Delegation is something that people are often surprised about when we talk about indicators of the Employee or contractor relationship. The ability to delegate work is one of the key indicators of a contractor. A lot of people I speak to are not only surprised but have some real challenges with getting their head around this. They're engaging someone to be a contractor and they expect the work to be done by that person. When we talk about delegation in this context we mean – Can the person delegate the work required to another person and not complete the work themselves. If it's like, "Hey, Warwick, I want you to dig that hole. You've got to be the one to do it", well I'm not a contractor, I'm more an employee of that person. Where if it's like, "Hey, Warwick", and I go and get my crew to go and do that job. Well, I've delegated that job and therefore, I'm leaning towards being a contractor, rather than an employee.
Risk in this context is different from liability if something goes wrong. That is still risk but risk as an indicator in this instance is about who wears the cost of poor decisions. Who's wearing the risk if you've just grossly underquoted on the job, whether it's underestimated ... if you're an employee, you have no risk, right? You just get paid your wage. Whereas, if you're a legitimate contractor, the job might go perfectly to plan in terms of you get it done in the required hours and time, but you've just grossly underestimated the amount of materials or the cost of the equipment that you needed to bring in. If you're wearing that cost yourself, because you thought to hire the equipment would be $2,000 and instead, it was $32,000, that's on you. Employees typically don't lose money going to work. Contractors sometimes do. Hence, the risk has upward risk where jobs go well and they can make more money and downward risk, where they can lose money. I don't blame anyone for this. Some people want to have their cake and eat it, too. They want the upside and say, I want the high rate because I'm a contractor. Then, they don't want the downside risk of committing to a price on a job. You cannot want all the benefits of being a contractor, but none of the challenges and risks of being a contractor. You've got to be all the way in on that.
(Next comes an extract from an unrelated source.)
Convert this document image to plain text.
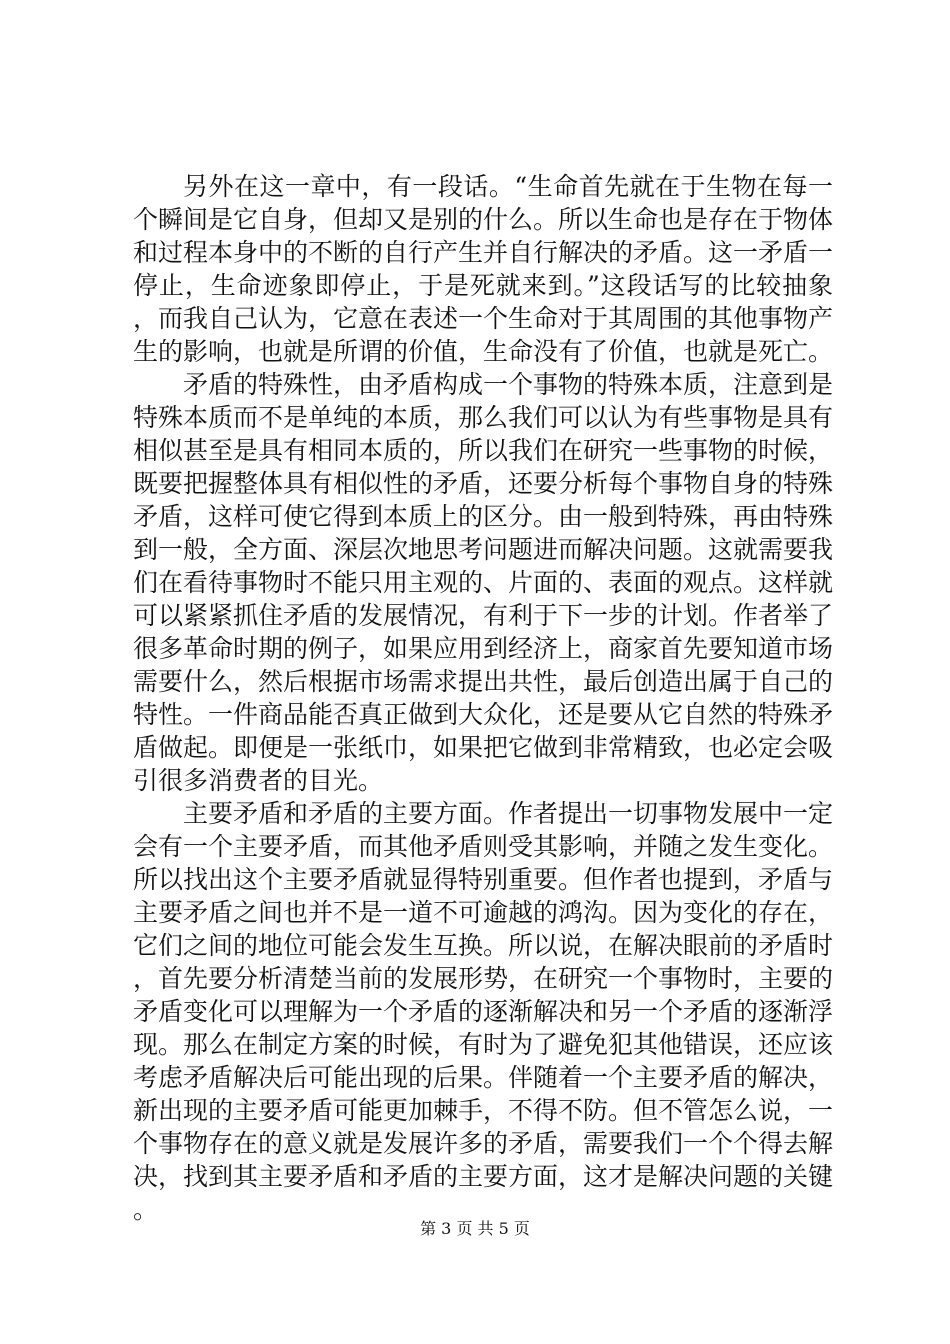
另外在这一章中，有一段话。“生命首先就在于生物在每一个瞬间是它自身，但却又是别的什么。所以生命也是存在于物体和过程本身中的不断的自行产生并自行解决的矛盾。这一矛盾一停止，生命迹象即停止，于是死就来到。”这段话写的比较抽象，而我自己认为，它意在表述一个生命对于其周围的其他事物产生的影响，也就是所谓的价值，生命没有了价值，也就是死亡。

矛盾的特殊性，由矛盾构成一个事物的特殊本质，注意到是特殊本质而不是单纯的本质，那么我们可以认为有些事物是具有相似甚至是具有相同本质的，所以我们在研究一些事物的时候，既要把握整体具有相似性的矛盾，还要分析每个事物自身的特殊矛盾，这样可使它得到本质上的区分。由一般到特殊，再由特殊到一般，全方面、深层次地思考问题进而解决问题。这就需要我们在看待事物时不能只用主观的、片面的、表面的观点。这样就可以紧紧抓住矛盾的发展情况，有利于下一步的计划。作者举了很多革命时期的例子，如果应用到经济上，商家首先要知道市场需要什么，然后根据市场需求提出共性，最后创造出属于自己的特性。一件商品能否真正做到大众化，还是要从它自然的特殊矛盾做起。即便是一张纸巾，如果把它做到非常精致，也必定会吸引很多消费者的目光。

主要矛盾和矛盾的主要方面。作者提出一切事物发展中一定会有一个主要矛盾，而其他矛盾则受其影响，并随之发生变化。所以找出这个主要矛盾就显得特别重要。但作者也提到，矛盾与主要矛盾之间也并不是一道不可逾越的鸿沟。因为变化的存在，它们之间的地位可能会发生互换。所以说，在解决眼前的矛盾时，首先要分析清楚当前的发展形势，在研究一个事物时，主要的矛盾变化可以理解为一个矛盾的逐渐解决和另一个矛盾的逐渐浮现。那么在制定方案的时候，有时为了避免犯其他错误，还应该考虑矛盾解决后可能出现的后果。伴随着一个主要矛盾的解决，新出现的主要矛盾可能更加棘手，不得不防。但不管怎么说，一个事物存在的意义就是发展许多的矛盾，需要我们一个个得去解决，找到其主要矛盾和矛盾的主要方面，这才是解决问题的关键。

第 3 页 共 5 页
This is perhaps the greatest source of confusion when it comes to locking down the actual nature of the work relationship.
These indicators don’t exist in isolation and when reviewing an arrangement some indicators may be prominent and simple and others may be subtle and complex. It is however important that you as a business owner get it right due to the potential penalties that exist if you get it wrong. Don’t just assume that because the worker and you have agreed that it is a certain way, that is how the ATO may see it. Get advice from your Accountant or HR professional and work through these indicators.